Analysis of census data by The Australian’s social editor Bernard Salt reveals independent grandchildren choosing to live with their grandparents are among the fastest-rising household groups, growing by 28 per cent to 29,000 people in 2011.
Almost 60,000 grandchildren were living with their grandparents, including those being cared for by them, a number that rose by more than one-fifth.
Australia’s population grew by 8.3 per cent in the same period.
“These arrangements might come about due to a breakdown in the parental relationship,” Mr Salt said.
“But grandparent-grandchild living arrangements might also derive from the fact that grandchildren are today increasingly likely to shuffle between the parental home and a grandparent as places to live in order to pursue study or career opportunities.”
As the cost of living rises, particularly in the big cities, family ties are being invoked to spread the burden. “The rise of familial ties as a driving force to household formation goes beyond the grandparent-grandchild relationship,” Mr Salt said.
“Not only are Generation Y adult children increasingly likely to live with their parents well into their 20s but a rising number are now choosing to live their brother or sister. On the one hand this is evidence of the loving strength of family ties. On the other hand, this might be a practical response to the need for extended parental support: if a brother and sister live together then there is better scope for financial support for that household from the parents.”

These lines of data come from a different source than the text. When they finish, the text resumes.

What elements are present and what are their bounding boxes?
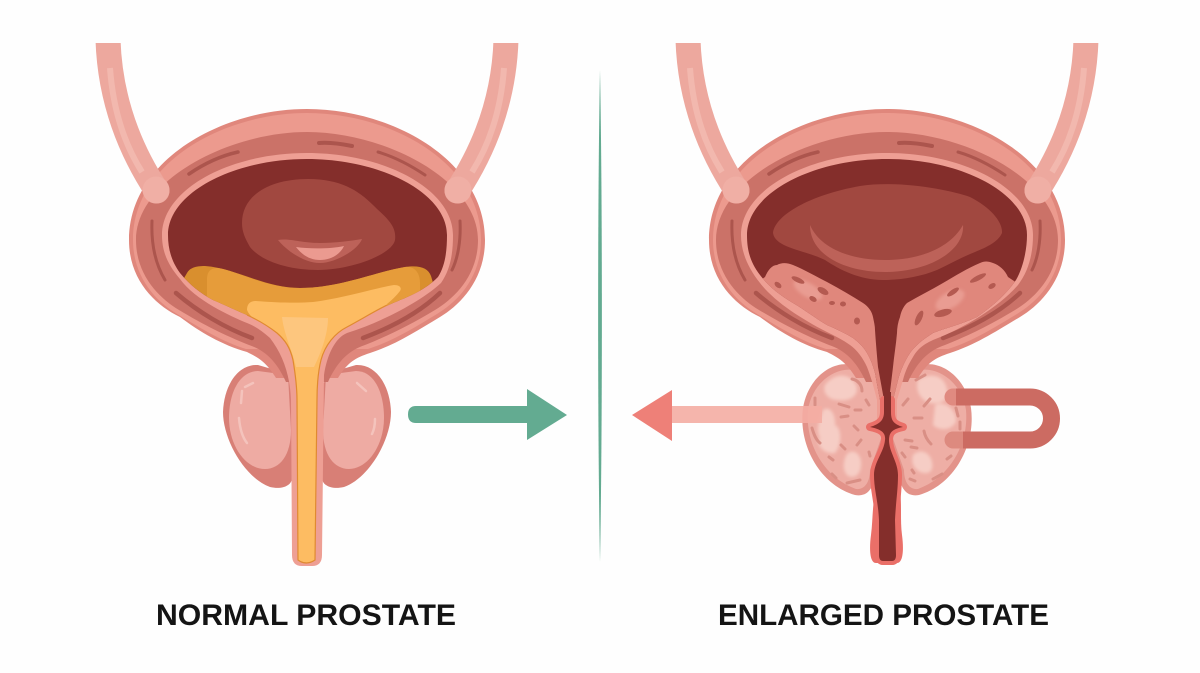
bladder wall <box>709 109 1065 382</box>
constricted urethra <box>870 392 903 563</box>
arrow: green pointing to divider <box>408 389 567 440</box>
urine in bladder <box>184 266 433 562</box>
urethra wall <box>162 153 453 566</box>
loop tube <box>944 388 1052 448</box>
left and right ureters <box>670 20 1110 204</box>
panel: enlarged prostate <box>670 20 1110 563</box>
bladder neck wall <box>741 153 1033 425</box>
label: enlarged prostate: ENLARGED PROSTATE <box>718 599 1049 632</box>
median lobes <box>763 262 1015 400</box>
arrow: pink pointing to divider <box>632 390 822 441</box>
bladder cavity <box>747 159 1027 420</box>
bladder wall <box>129 109 485 382</box>
gland: enlarged prostate lobes <box>802 364 972 495</box>
left and right ureters <box>90 20 530 204</box>
label: normal prostate: NORMAL PROSTATE <box>156 599 456 632</box>
gland: normal prostate lobes <box>223 365 391 488</box>
urethra outline <box>247 305 387 563</box>
panel: normal prostate <box>90 20 530 570</box>
inner bladder tissue <box>773 184 1002 280</box>
inner bladder tissue <box>242 179 395 270</box>
bladder cavity <box>168 159 447 562</box>
divider line <box>598 70 602 562</box>
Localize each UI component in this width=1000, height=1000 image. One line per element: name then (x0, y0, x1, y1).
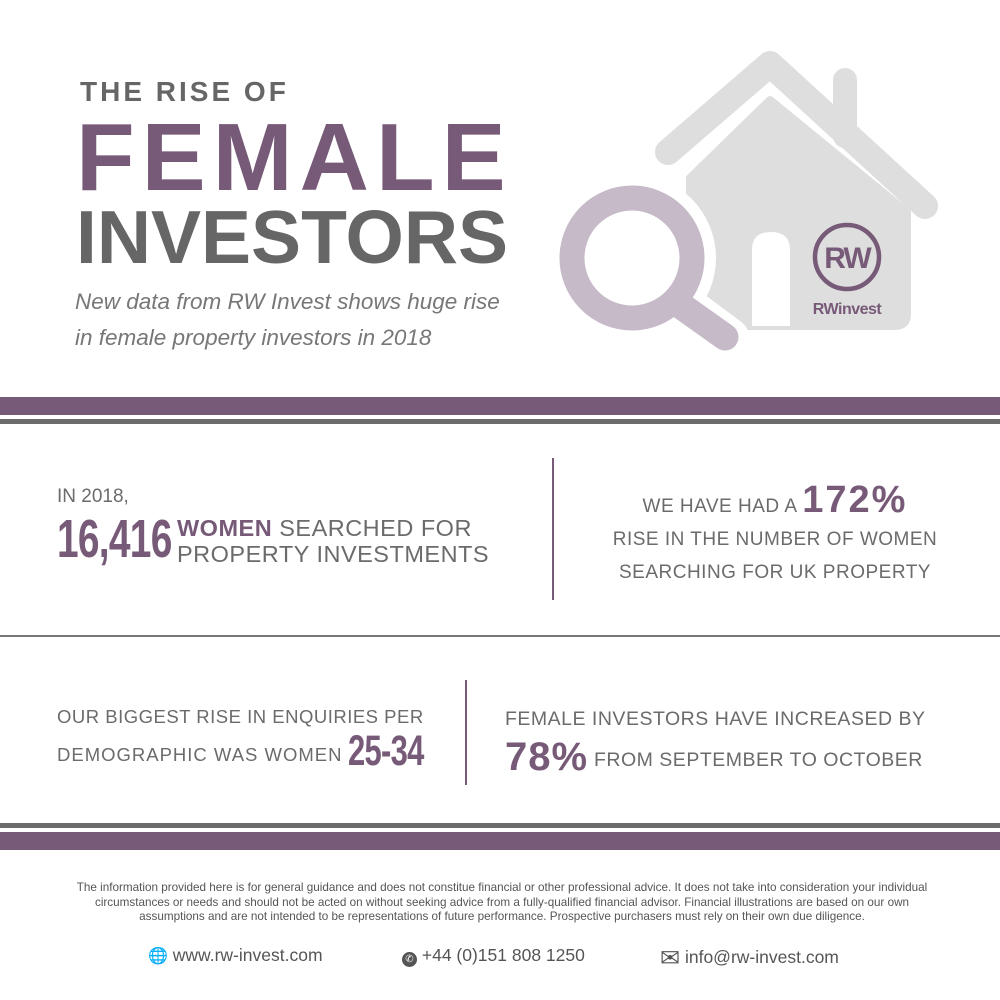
stat: 16,416 women: WOMEN SEARCHED FOR (177, 515, 472, 541)
stat: 25-34: OUR BIGGEST RISE IN ENQUIRIES PER (57, 706, 424, 727)
title: the rise of: THE RISE OF (80, 76, 289, 107)
stat: 16,416 women: IN 2018, (57, 486, 129, 507)
subtitle: New data from RW Invest shows huge rise (75, 289, 500, 314)
contact: web: 🌐 www.rw-invest.com (148, 945, 323, 965)
logo: RWinvest (813, 301, 882, 318)
logo (813, 225, 882, 318)
subtitle: in female property investors in 2018 (75, 325, 431, 350)
stat: 172% (613, 479, 937, 583)
contact: email: ✉ info@rw-invest.com (660, 945, 839, 972)
contact: phone: ✆ (405, 954, 414, 965)
stat: 172%: RISE IN THE NUMBER OF WOMEN (613, 529, 937, 550)
title: investors: INVESTORS (76, 195, 508, 279)
stat: 16,416 women (57, 486, 489, 569)
illustration: house with magnifier and logo (560, 51, 938, 350)
logo: RW (824, 242, 872, 275)
stat: 78% (505, 708, 925, 779)
stat: 172%: WE HAVE HAD A 172% (643, 479, 907, 521)
subtitle (75, 289, 500, 350)
contact: phone: +44 (0)151 808 1250 (422, 945, 585, 965)
stat: 16,416 women: PROPERTY INVESTMENTS (177, 541, 489, 567)
stat: 78%: FEMALE INVESTORS HAVE INCREASED BY (505, 708, 925, 730)
stat: 25-34: DEMOGRAPHIC WAS WOMEN (57, 744, 342, 765)
stat: 172%: SEARCHING FOR UK PROPERTY (619, 562, 931, 583)
stat: 25-34 (57, 706, 424, 775)
stat: 16,416 women: 16,416 (57, 509, 172, 569)
title: female: FEMALE (76, 104, 513, 211)
disclaimer: The information provided here is for general guidance and does not constitue financial or other professional advice. It does not take into consideration your individual circumstances or needs and should not be acted on without seeking advice from a fully-qualified financial advisor. Financial illustrations are based on our own assumptions and are not intended to be representations of future performance. Prospective purchasers must rely on their own due diligence. (77, 881, 927, 923)
stat: 25-34: 25-34 (348, 727, 424, 775)
stat: 78%: 78% FROM SEPTEMBER TO OCTOBER (505, 735, 923, 779)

There may also be cultural dividends, according to Mr Salt, from migrants of an Asian or Mediterranean background, whose upbringing places a particular emphasis on keeping generations of families close together, often under the one roof.
Other notable rises in living arrangements occurred in same-sex de facto couples, increasing by 30 per cent for men and 34 per cent for women.
Lone-parent families rose almost 10 per cent while married couples were still the most common living arrangement, accounting for about 7.6 million people. The number of siblings choosing to live together outside the family home also rose by more than 14 per cent, to more than 215,000.